Model logistik digunakan untuk mengetahui faktor-faktor yang berpengaruh secara lebih komprehensif serta mengetahui seberapa besar peranan suatu peubah terhadap tingkat partisipasi sekolah.
Dari hasil yang diperoleh dapat diketahui bahwa faktor yang mempengaruhi tingkat partisipasi sekolah adalah peubah daerah tempattinggal (kabupaten), jenis kelamin, usia anak, banyaknya anak yang bersekolah dalam rumahtangga, serta pola pengeluaran konsumsi.
Perbandingan besarnya tingkat partisipasi sekolah antar kabupaten di Madura secara berurut dari yang terbesar sampai yang terkecil adalah Pamekasan, Sumenep, Bangkalan, dan Sampang. Anak perempuan memiliki tingkat partisipasi sekolah yang lebih tinggi dari pada anak laki-laki, terutama untuk Sampang dan Pamekasan.
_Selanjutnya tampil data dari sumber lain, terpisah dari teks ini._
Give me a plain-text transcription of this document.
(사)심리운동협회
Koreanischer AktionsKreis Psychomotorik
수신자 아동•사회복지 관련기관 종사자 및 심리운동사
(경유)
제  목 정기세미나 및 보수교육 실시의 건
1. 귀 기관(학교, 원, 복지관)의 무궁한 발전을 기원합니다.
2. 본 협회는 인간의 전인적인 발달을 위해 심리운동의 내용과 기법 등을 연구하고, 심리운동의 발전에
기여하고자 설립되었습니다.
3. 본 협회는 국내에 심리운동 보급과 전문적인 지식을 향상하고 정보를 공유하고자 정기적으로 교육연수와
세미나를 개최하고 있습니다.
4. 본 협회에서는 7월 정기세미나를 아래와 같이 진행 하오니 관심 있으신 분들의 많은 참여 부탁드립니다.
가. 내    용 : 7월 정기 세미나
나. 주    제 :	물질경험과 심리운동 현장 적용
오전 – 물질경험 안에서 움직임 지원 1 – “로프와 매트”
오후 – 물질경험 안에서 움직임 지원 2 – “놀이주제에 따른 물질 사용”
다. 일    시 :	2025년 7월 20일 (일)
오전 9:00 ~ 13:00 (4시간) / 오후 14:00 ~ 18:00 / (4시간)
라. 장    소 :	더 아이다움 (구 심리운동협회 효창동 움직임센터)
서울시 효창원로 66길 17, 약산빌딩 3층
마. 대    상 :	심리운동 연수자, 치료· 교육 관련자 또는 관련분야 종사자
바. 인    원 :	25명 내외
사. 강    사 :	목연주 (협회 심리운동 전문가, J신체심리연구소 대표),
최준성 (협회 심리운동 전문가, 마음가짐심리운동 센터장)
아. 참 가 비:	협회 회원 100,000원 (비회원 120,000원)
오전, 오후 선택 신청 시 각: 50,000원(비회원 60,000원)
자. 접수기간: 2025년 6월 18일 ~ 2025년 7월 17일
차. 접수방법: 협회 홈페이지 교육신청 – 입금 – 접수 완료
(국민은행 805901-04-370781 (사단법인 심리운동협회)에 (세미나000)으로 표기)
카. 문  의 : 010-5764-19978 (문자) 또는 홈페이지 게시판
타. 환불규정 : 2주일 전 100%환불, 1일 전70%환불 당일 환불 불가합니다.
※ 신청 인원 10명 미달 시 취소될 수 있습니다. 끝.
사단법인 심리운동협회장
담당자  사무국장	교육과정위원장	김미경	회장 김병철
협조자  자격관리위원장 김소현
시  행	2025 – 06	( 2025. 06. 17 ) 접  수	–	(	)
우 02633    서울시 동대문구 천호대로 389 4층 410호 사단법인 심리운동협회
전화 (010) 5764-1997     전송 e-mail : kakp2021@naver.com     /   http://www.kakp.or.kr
Ini disebabkan anak laki-laki cenderung masuk pesantren dari pada jenjang pendidikan formal.
Sebagian besar anak di Madura mulai masuk sekolah bukan pada usia 7 tahun, tapi pada usia 8 atau 9 tahun. Ini dapat dilihat dari semakin tingginya tingkat partisipasi sekolah pada kelompok usia tersebut. Pada kelompok usia 10 sampai 12 tahun tingkat partisipasi sekolah semakin turun, karena pada kelompok usia tersebut banyak terjadi putus sekolah.
Banyaknya anak yang sekolah dalam rumahtangga dan pola pengeluaran konsumsi berpengaruh positif pada tingkat partisipasi sekolah. Semakin tinggi nilai pola pengeluaran konsumsi berarti tingkat kesejahteraan ekonomi rumahtangga makin baik, sehingga tingkat partisipasi sekolah cenderung semakin tinggi.